A user’s beliefs, understanding, and even problem framing can change over time.
So any system that tries to “lock in” user-specific memory as ground truth risks becoming outdated or misleading.

This is likely why most systems avoid building deeply personalized cognitive memory:

it’s dynamic
it drifts
it lacks clear validation signals

Instead, they keep memory shallow and retrieval-based, and let the model handle reasoning.

But that also means they miss an opportunity.

Because if we treat memory not as static truth, but as a structured, evolving cognitive graph — with:

open / closed propositions
resolution events
branching when understanding deepens
decay or superseding of outdated beliefs

Then the system doesn’t need to assume correctness.

It only needs to track:

how the user’s understanding changes over time.

So the goal shifts from:

“store what is true”

to:

“track what has been resolved, what is still open, and how the user’s thinking evolves”

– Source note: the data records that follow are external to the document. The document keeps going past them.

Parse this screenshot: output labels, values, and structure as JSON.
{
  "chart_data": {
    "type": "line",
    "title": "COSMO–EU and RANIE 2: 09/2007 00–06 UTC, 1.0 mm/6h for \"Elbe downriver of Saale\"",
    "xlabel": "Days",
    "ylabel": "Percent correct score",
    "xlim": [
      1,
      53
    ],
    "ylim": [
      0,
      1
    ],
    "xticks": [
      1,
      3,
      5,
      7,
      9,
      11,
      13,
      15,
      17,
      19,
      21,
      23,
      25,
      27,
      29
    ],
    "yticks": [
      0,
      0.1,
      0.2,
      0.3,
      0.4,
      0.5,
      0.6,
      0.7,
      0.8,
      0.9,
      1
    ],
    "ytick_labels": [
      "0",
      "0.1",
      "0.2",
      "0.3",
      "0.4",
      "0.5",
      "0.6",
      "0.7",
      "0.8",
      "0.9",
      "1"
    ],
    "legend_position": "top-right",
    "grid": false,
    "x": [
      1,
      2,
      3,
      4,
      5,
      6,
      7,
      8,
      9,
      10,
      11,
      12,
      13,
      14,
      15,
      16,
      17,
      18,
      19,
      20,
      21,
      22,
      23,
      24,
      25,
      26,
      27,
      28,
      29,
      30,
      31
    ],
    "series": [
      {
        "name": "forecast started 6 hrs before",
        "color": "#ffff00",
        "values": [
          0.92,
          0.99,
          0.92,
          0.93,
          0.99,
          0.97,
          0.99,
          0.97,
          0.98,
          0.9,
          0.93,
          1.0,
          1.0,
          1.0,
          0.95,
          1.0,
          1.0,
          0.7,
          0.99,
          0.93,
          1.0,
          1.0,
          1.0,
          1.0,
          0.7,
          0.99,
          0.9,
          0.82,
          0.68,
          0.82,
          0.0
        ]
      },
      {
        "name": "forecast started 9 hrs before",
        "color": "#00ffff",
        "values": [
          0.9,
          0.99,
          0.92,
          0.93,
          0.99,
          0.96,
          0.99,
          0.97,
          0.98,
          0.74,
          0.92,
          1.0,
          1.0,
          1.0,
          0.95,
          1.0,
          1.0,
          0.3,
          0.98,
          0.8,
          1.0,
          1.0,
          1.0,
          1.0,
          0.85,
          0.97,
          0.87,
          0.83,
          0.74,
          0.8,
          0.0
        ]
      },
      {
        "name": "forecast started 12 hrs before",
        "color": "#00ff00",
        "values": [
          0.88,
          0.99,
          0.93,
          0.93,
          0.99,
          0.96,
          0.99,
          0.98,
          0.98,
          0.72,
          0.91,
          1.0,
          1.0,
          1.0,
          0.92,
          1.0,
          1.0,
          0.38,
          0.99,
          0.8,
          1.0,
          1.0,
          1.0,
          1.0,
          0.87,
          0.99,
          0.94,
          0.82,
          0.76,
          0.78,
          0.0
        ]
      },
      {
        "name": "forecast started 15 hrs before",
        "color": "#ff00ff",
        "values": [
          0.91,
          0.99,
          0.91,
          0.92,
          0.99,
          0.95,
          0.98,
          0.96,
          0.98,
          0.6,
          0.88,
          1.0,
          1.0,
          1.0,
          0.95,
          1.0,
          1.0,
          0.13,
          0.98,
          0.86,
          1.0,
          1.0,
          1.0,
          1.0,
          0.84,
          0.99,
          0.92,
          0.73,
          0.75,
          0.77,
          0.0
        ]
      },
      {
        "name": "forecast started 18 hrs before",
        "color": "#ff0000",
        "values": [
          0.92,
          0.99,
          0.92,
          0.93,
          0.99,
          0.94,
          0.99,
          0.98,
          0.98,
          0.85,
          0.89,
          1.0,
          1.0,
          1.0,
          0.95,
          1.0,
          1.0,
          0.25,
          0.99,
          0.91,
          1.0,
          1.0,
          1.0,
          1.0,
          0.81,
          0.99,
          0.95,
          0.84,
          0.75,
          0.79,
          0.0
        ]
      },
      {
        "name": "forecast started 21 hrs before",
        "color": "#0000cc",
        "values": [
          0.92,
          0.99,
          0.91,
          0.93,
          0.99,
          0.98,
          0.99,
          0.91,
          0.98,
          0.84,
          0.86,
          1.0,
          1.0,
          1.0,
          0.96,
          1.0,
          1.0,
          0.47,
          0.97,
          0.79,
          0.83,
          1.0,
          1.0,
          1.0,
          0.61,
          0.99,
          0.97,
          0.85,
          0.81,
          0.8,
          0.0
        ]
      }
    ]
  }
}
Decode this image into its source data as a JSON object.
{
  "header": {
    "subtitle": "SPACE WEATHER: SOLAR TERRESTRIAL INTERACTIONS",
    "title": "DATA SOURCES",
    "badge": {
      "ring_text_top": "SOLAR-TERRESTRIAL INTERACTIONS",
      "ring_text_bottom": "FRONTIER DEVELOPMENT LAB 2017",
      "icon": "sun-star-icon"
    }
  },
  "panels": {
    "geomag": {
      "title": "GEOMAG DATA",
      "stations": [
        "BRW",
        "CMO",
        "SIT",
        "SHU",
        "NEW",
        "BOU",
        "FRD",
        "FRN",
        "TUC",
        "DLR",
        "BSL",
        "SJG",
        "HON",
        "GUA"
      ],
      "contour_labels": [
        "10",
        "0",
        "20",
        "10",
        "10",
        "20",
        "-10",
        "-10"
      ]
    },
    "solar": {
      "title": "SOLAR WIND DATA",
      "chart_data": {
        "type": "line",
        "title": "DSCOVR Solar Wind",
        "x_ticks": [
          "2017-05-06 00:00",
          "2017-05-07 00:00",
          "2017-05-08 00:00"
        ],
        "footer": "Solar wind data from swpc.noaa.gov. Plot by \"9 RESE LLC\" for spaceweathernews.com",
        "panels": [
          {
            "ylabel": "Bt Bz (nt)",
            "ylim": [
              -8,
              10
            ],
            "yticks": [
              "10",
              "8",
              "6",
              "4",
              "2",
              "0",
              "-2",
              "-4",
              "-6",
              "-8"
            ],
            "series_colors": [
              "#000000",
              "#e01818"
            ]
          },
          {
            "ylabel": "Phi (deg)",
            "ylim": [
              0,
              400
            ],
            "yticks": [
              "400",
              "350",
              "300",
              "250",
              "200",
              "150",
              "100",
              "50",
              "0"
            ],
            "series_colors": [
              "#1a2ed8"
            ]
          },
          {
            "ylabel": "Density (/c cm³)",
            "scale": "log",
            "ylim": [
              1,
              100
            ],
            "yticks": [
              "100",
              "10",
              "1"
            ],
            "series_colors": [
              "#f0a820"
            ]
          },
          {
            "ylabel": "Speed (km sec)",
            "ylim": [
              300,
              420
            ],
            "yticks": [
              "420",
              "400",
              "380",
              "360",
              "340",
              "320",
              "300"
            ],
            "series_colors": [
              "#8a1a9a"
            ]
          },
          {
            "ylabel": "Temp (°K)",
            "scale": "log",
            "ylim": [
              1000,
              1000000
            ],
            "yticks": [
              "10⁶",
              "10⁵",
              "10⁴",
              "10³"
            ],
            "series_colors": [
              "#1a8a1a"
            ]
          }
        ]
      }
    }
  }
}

That’s a fundamentally different problem from building a general-purpose model —
and probably why it hasn’t been a focus so far.

Collapse
 
pixeliro profile image
Pixeliro

I think this is where the discussion becomes really interesting.

The question isn’t just how we stabilize beliefs, but who or what actually validates them. And I’m starting to think repetition alone is a weak signal.

A user can repeat the same unresolved problem 15 times without contradiction, and the system will converge on a strong belief — but nothing has actually been resolved or understood. It’s just stable confusion.

So what seems missing is not just probabilistic weighting, but a notion of resolution as a first-class signal.

Instead of modeling memory as accumulated observations, we could think of it as state transitions:

a problem appears
the user explores / struggles
a resolution event happens (explicit confirmation, demonstrated understanding, or successful outcome)
memory consolidates around the resolved state
prior exploratory context is downgraded or pruned

But I think it goes one step further.

Each problem can be treated as a proposition with state:

open → still being explored
closed → resolved and confirmed

When the user revisits or deepens the topic, the system shouldn’t just overwrite or accumulate more signals. It should either:

reopen the proposition (if new uncertainty appears), or
branch into a new proposition derived from the resolved one

At that point, memory is no longer a log or even a belief system — it becomes a structured cognitive graph.

So instead of optimizing for “what happened” or even “what is likely true,” memory starts optimizing for:

what has been resolved, what is still open, and how understanding evolves over time.

One important distinction here is that this layer represents the user’s cognition, not the model’s.

The model encodes general knowledge about the world
This memory encodes how a specific user understands the world

If we mix the two, we either:

reinforce user bias as if it were truth, or
fail to capture how the user actually thinks

So maybe the direction isn’t just epistemically-aware or even resolution-aware retrieval, but:

proposition-aware memory with the ability to open, close, and branch

Curious how you think about incorporating something like this without overcomplicating the system.